VALENCIA, Spain -- Once again, the landlocked Swiss are masters of the ocean.
The Alinghi team from Switzerland -- a country more often associated with Alpine skiing and mountain climbing -- successfully defended the venerable America's Cup yesterday, beating Emirates Team New Zealand by one second to win the best-of-nine series, 5-2.
The finish of the seventh race of the 32d America's Cup was so close that fans on both sides were beside themselves with joy, each believing its team had won.
"Aside from the birth of my children, [today] is the best day of my life," Alinghi owner Ernesto Bertarelli said.
Alinghi took the Auld Mug trophy away from the sailing-proud Kiwis by beating them, 5-0, off Auckland in 2003, bringing the cup to Europe for the first time.
Bertarelli was the only Swiss aboard the winning boat. Born in Italy, the biotech billionaire with an MBA from Harvard put together a winning team made up of six New Zealanders, three Americans, two Italians, and one each from Canada, the Netherlands, Australia, and Spain.
Bertarelli's formula was to set up a smooth, corporate-style team drawing on the world's best talent. Bertarelli even compared the team to the nation of Switzerland, in the center of Europe.
"We had to be open to other cultures," he said. "We grow bigger through diversity."

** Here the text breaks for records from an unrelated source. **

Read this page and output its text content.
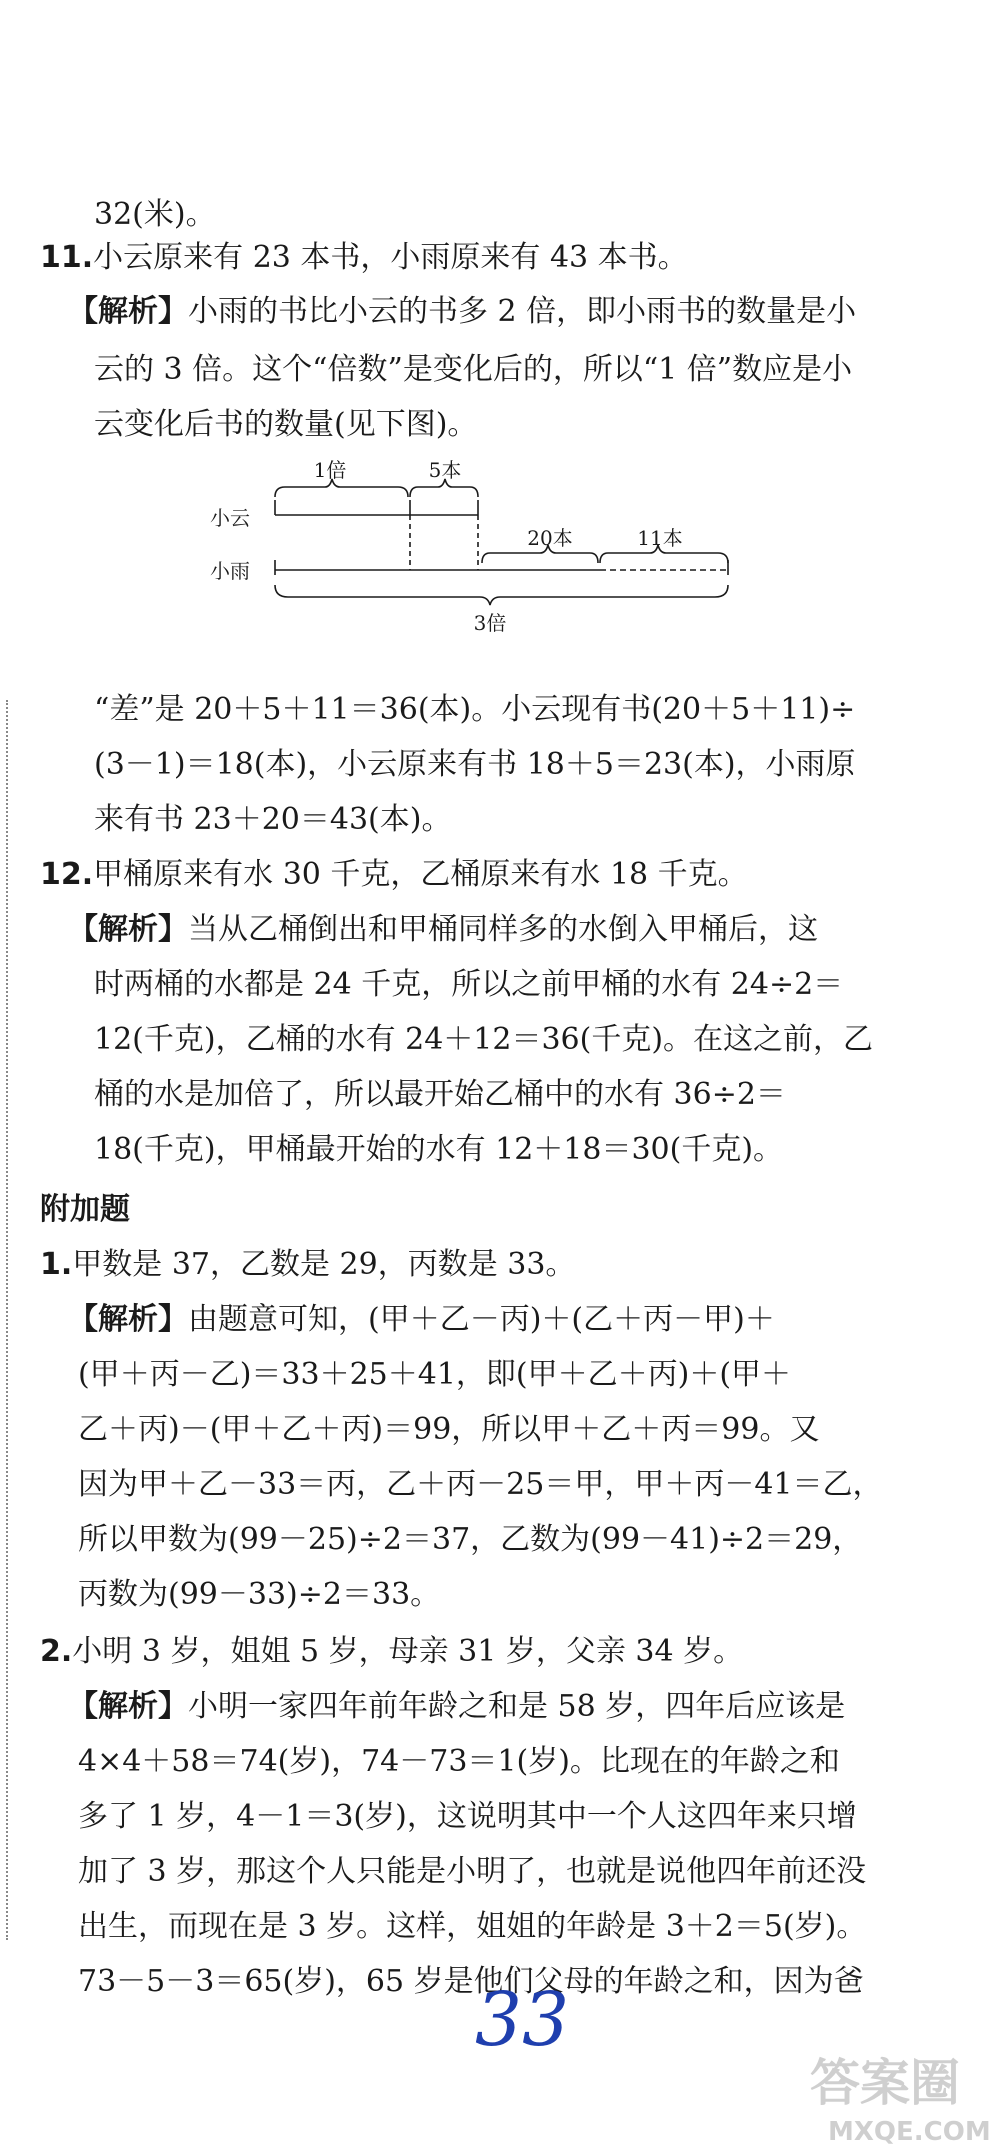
32(米)。
11.小云原来有 23 本书，小雨原来有 43 本书。
【解析】小雨的书比小云的书多 2 倍，即小雨书的数量是小
云的 3 倍。这个“倍数”是变化后的，所以“1 倍”数应是小
云变化后书的数量(见下图)。
小云
小雨
1倍	5本
20本	11本
3倍
“差”是 20＋5＋11＝36(本)。小云现有书(20＋5＋11)÷
(3－1)＝18(本)，小云原来有书 18＋5＝23(本)，小雨原
来有书 23＋20＝43(本)。
12.甲桶原来有水 30 千克，乙桶原来有水 18 千克。
【解析】当从乙桶倒出和甲桶同样多的水倒入甲桶后，这
时两桶的水都是 24 千克，所以之前甲桶的水有 24÷2＝
12(千克)，乙桶的水有 24＋12＝36(千克)。在这之前，乙
桶的水是加倍了，所以最开始乙桶中的水有 36÷2＝
18(千克)，甲桶最开始的水有 12＋18＝30(千克)。
附加题
1.甲数是 37，乙数是 29，丙数是 33。
【解析】由题意可知，(甲＋乙－丙)＋(乙＋丙－甲)＋
(甲＋丙－乙)＝33＋25＋41，即(甲＋乙＋丙)＋(甲＋
乙＋丙)－(甲＋乙＋丙)＝99，所以甲＋乙＋丙＝99。又
因为甲＋乙－33＝丙，乙＋丙－25＝甲，甲＋丙－41＝乙，
所以甲数为(99－25)÷2＝37，乙数为(99－41)÷2＝29，
丙数为(99－33)÷2＝33。
2.小明 3 岁，姐姐 5 岁，母亲 31 岁，父亲 34 岁。
【解析】小明一家四年前年龄之和是 58 岁，四年后应该是
4×4＋58＝74(岁)，74－73＝1(岁)。比现在的年龄之和
多了 1 岁，4－1＝3(岁)，这说明其中一个人这四年来只增
加了 3 岁，那这个人只能是小明了，也就是说他四年前还没
出生，而现在是 3 岁。这样，姐姐的年龄是 3＋2＝5(岁)。
73－5－3＝65(岁)，65 岁是他们父母的年龄之和，因为爸
33
答案圈
MXQE.COM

That diversity upset a lot of Kiwi fans because so many of Alinghi's sailors came from New Zealand.
Alinghi hired key sailors in the Kiwis' 2000 defense of the cup, including Russell Coutts, who left in 2004, and current skipper Brad Butterworth.
New Zealand fans were outraged, sending hate mail and death threats to the Swiss team, and even setting up a group called BlackHeart to jeer Kiwis who sailed for the "enemy."
It seemed Alinghi's boat, SUI100, was in danger of sinking when it arrived at the victory dock with at least three times its normal crew of 17 aboard.
The 80-foot carbon fiber yacht glided through a red carpet-like belt of red confetti to reach the prize podium, where the team hopped onto a real red carpet.
Bertarelli was carried to the podium by his crew, where he hoisted the coveted cup over his head and kissed it. That was only after Butterworth, now a four-time cup winner, put an Alinghi baseball cap atop the 156-year-old trophy.
After 5-0 sweeps in the previous three finals, the races this year were close throughout, all seven being decided by less than a minute.
Alinghi sailed past the first mark with a seven-second lead yesterday. The Swiss stayed ahead by 14 seconds around the second buoy, but the Kiwis gained two seconds to make it a 12-second deficit beginning the final leg.
After incurring a right-of-way penalty for trying to cross behind the Swiss before the third buoy, the Kiwis rallied and appeared to take a brief lead. At the end, though, Alinghi barely won out.
"Just not enough has been the theme," said Terry Hutchinson, tactician aboard the Kiwi boat.